Em 2017, Pelotas liderou o programa de intervenção Pelotas Pacto Pela Paz, com a meta de reduzir o crime e a violência urbana por meio de projetos nas áreas de saúde, educação e sistema de justiça criminal. Avaliações iniciais mostraram uma redução nas taxas de crimes violentos, mas outros estudos são necessários para verificar se o programa também tem potencial de reduzir a prevalência de problemas de saúde mental entre os jovens.
A professora Alicia Matijasevich ressaltou a importância de reduzir a violência, afirmando que, ao diminuir a carga de violência na cidade, diminui-se também a violência percebida e vivenciada pelas crianças. "Se a gente diminuir a carga de violência na cidade, vai diminuir também a carga de violência que é percebida, que é vivenciada pela criança e também que é percebida por ela", explicou.
Ela também destacou a necessidade de intervenções no nível individual ou familiar, como políticas para reduzir a violência doméstica. "Ao diminuir a carga de violência por parceiro íntimo, a criança percebe menos violência dentro do núcleo familiar e vai vivenciar menos violência", afirmou.
Entretanto, muitas dessas intervenções são limitadas no tempo. Em geral, duram o período do estudo e, embora possam apresentar resultados positivos, não têm continuidade devido à falta de financiamento, por exemplo.

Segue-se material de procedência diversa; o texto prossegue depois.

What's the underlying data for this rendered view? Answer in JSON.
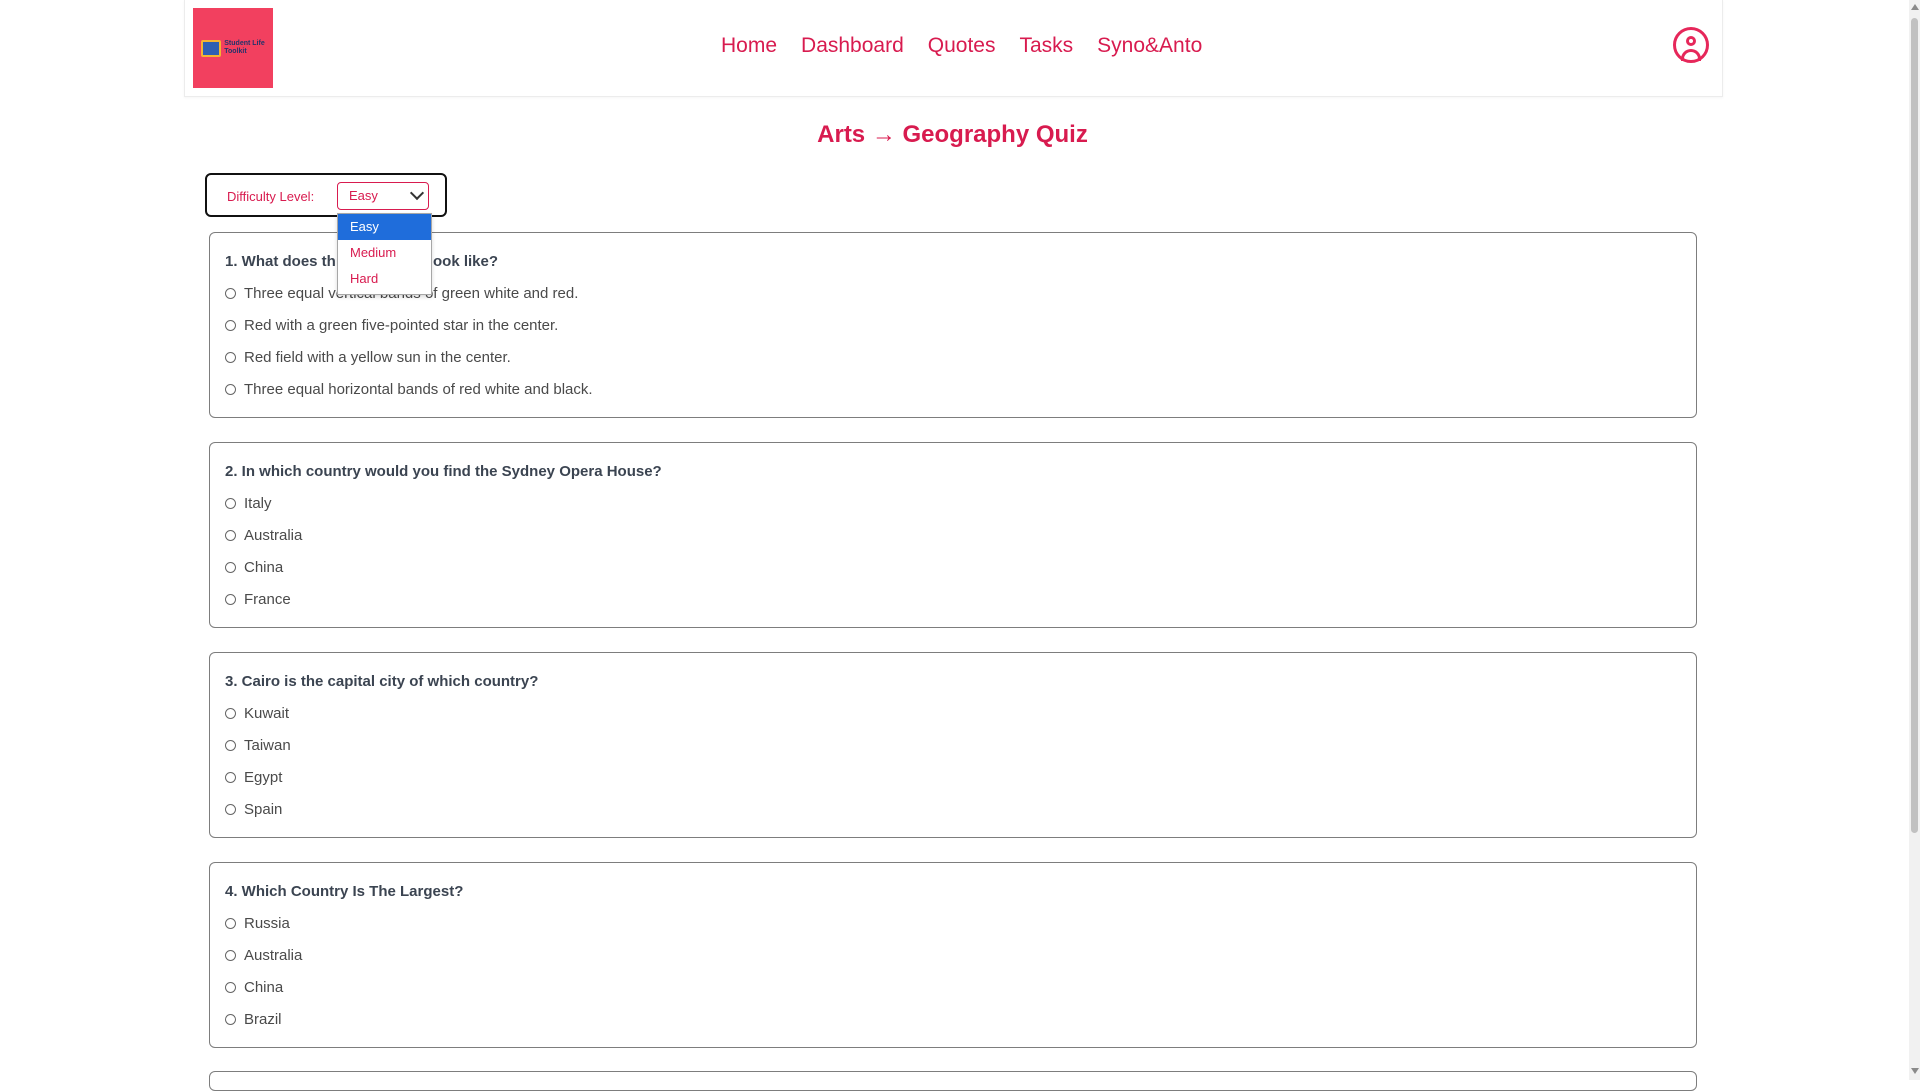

O professor do Departamento de Psicologia da Universidade de Bath e coautor do estudo, Graeme Fairchild, reforçou que os resultados são claros em demonstrar que o trauma na infância tem consequências duradouras na saúde mental. "O risco de problemas de saúde mental foi observado de maneira generalizada, com os jovens expostos a traumas apresentando maior risco de depressão, ansiedade e comportamento antissocial grave", destacou.
Por fim, Alicia Matijasevich ressaltou a importância de detectar precocemente qualquer trauma vivido por crianças, como abuso físico ou sexual, ou o luto de um familiar próximo. "Uma vez que a criança sofreu um trauma, é preciso detectar precocemente essa situação e tratá-la adequadamente", concluiu.
Um exemplo de programa que trabalha nessa linha é o Proalu (Programa de Acolhimento ao Luto), da Universidade Federal de São Paulo (Unifesp), que oferece apoio psicoterapêutico para crianças que vivenciaram perdas. A psicóloga Samantha Mucci relatou o caso de um menino de oito anos que manifestou quadro psicótico durante o luto pela morte do pai. "Ele retrava a vida antes de perder o pai com desenhos bonitos e coloridos, e, depois da morte, tudo em pedacinhos espalhados. Passou a ouvir vozes de comando, dizendo que ele tinha que morrer para ficar com o pai. Com um mês de psicoterapia, ele foi melhorando", contou.